L'IHEDN pourra par exemple étudier la possibilité de mutualiser certaines de ses fonctions, notamment ses fonctions supports, avec d'autres services administratifs du Premier ministre. Si nécessaire, il pourra également poursuivre la réforme de ses droits d'inscription, en vue d'augmenter la part de ses recettes propres dans son budget global.
Enfin, s'agissant de l'INHESJ, je resterai attentif à la manière dont seront précisément redéployés une partie des crédits et des personnels en 2021, en particulier au sein des services du Premier ministre. J'invite mon collègue rapporteur spécial de la mission « Sécurités » à faire de même en ce qui concerne le ministère de l'intérieur.
Je vous remercie de votre attention.
J'ai l'impression qu'on poursuit ce qui a déjà été fait dans la loi d'accélération et de simplification de l'action publique (ASAP), où l'on a supprimé trois commissions « Théodule » pour créer une nouvelle commission, qui se retrouvait elle-même sous-divisée en trois groupes dont chacun reprenait les intitulés des entités qu'on avait supprimées. Sur le papier, on passait effectivement de trois à une.
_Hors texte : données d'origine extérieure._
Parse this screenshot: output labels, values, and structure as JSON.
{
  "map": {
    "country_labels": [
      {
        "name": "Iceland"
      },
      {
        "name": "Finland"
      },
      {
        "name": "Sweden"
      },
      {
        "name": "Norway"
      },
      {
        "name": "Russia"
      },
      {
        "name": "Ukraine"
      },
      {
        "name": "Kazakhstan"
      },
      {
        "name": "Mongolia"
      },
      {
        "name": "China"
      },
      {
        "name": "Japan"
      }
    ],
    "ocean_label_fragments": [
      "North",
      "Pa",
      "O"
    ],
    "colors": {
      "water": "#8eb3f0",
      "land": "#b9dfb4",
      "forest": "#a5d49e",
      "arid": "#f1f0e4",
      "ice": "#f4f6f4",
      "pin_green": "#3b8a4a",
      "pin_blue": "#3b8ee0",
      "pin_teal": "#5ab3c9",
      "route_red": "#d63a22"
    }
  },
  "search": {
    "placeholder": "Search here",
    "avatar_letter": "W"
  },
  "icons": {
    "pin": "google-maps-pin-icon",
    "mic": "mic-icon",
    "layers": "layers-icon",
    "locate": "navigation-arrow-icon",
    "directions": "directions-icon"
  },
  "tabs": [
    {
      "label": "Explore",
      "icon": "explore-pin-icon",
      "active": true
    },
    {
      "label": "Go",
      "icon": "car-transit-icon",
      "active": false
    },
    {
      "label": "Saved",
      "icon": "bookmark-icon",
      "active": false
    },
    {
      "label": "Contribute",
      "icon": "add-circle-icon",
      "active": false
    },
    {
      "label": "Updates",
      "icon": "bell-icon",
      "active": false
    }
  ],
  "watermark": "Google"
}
On avait au départ deux instituts. L'un est conservé - l'IHEDN -, l'autre se transformant en service à compétence nationale. On perd une autorité administrative dans la liste du Premier ministre, mais s'est-on interrogé sur les missions remplies par chacune, l'intérêt de ce qu'elles font et la pertinence de poursuivre ? Un rapport a-t-il été établi ? Des enquêtes ont-elles été menées ?
Ma question est de la même veine que celle de Christine Lavarde.
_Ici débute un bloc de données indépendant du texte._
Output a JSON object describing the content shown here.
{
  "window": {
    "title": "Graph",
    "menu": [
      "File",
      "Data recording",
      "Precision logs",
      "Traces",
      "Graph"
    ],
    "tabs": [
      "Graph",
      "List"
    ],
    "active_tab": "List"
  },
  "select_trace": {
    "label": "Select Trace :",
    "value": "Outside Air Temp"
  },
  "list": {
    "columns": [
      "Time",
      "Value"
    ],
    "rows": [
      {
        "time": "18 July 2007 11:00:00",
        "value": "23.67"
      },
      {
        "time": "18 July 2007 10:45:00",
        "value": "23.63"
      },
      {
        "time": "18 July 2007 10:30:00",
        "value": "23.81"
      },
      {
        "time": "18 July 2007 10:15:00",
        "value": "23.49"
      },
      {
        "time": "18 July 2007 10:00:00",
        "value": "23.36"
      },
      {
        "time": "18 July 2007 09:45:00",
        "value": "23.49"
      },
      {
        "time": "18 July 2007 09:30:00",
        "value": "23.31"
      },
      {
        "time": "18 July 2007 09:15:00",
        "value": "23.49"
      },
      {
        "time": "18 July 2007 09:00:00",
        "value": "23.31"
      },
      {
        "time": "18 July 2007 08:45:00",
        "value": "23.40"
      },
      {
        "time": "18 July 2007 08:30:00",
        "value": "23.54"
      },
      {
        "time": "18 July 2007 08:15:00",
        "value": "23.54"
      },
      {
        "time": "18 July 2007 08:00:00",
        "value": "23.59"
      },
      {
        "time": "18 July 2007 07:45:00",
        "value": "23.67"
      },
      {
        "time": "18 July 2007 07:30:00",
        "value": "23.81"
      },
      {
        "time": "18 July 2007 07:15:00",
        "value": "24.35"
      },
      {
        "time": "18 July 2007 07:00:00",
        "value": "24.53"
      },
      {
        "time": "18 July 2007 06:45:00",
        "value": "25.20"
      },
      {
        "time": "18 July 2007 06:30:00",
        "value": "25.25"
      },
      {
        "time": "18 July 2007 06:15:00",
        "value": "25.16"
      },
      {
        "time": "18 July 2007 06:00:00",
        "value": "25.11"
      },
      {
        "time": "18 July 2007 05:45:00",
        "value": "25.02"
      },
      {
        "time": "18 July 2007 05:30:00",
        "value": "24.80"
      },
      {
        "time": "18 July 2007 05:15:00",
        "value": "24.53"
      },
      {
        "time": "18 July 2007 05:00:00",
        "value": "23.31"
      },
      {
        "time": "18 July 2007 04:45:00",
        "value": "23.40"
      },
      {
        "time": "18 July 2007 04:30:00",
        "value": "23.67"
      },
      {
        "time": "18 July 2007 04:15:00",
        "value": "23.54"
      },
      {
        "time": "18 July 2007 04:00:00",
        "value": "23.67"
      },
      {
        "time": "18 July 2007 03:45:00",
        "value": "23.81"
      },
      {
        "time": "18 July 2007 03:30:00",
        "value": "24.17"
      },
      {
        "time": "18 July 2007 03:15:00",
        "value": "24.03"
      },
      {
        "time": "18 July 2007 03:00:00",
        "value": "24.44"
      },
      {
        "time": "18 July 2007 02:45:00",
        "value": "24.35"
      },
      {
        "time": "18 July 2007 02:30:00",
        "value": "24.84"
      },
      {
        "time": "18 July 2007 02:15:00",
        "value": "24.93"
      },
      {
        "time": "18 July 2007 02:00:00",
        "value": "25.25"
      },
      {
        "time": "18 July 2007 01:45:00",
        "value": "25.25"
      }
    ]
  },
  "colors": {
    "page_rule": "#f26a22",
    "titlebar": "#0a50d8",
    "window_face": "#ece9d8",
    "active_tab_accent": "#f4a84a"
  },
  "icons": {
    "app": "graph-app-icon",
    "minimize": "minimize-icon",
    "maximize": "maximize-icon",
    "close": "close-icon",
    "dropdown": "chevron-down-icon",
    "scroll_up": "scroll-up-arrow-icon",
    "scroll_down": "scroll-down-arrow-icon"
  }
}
Les statisticiens qui sont transférés au ministère de l'intérieur intègrent-ils un service correspondant à la statistique publique relevant du même statut que l'INSEE et protégé par les règlements européens ? C'est extrêmement important pour l'indépendance de la statistique sur la sécurité.
J'en reviens à la mission de l'INHESJ et de l'IHEDN. Auparavant, on était auditeur à l'IHEDN. C'était prestigieux et très utile. L'IHEDN a ensuite multiplié les sessions, en commun avec l'INHESJ, etc. N'en a-t-on pas trop fait dans le but de grossir ? S'est-on bien interrogé sur les missions essentielles de ce qui est devenu, au fil du temps, un petit État dans l'État ?
La traduction concrète de la suppression de l'INHESJ n'est en effet pas nette, une bonne partie des missions devant cependant être assurée au sein de l'IHEDN, mais sans moyens supplémentaires.
Par ailleurs, on nous dit que l'essentiel des postes budgétaires sera intégré au ministère de l'intérieur sur ses moyens propres. C'est une source de rationalisation, mais non une suppression, le ministère de l'intérieur réalisant déjà ce genre de choses.
Quant aux missions, il n'y a pas vraiment eu d'étude précise. Des réunions interministérielles ont déterminé les axes. Il a néanmoins été demandé au directeur de l'IHEDN d'élaborer un nouveau projet stratégique. C'est ce qu'il a fait. Il va le présenter au conseil d'administration, aujourd'hui reconstitué au complet.
Il avait été demandé à ces deux instituts d'accroître le nombre de sessions pour toucher des publics différents et d'alléger ces dernières pour qu'un plus grand nombre de participants puisse y accéder. Certaines ont été décentralisées. On a également accueilli des auditeurs étrangers pour développer l'audience des instituts.
La volonté est toujours d'accroître le nombre d'auditeurs, mais dans le cadre de sessions délocalisées. Les sessions nationales vont être recentrées sur 45 jours, avec un nombre de participants de 250 personnes environ, représentant l'ensemble des composantes de la société.
Par ailleurs, si on enlève les militaires, les femmes sont majoritaires dans ces sessions.
L'IHEDN présente un projet qui paraît correspondre aux enjeux de défense, de sécurité, de vulgarisation de la gestion et d'anticipation des crises, missions du SGDSN.
Voici les quelques éléments de réponse que je pouvais apporter.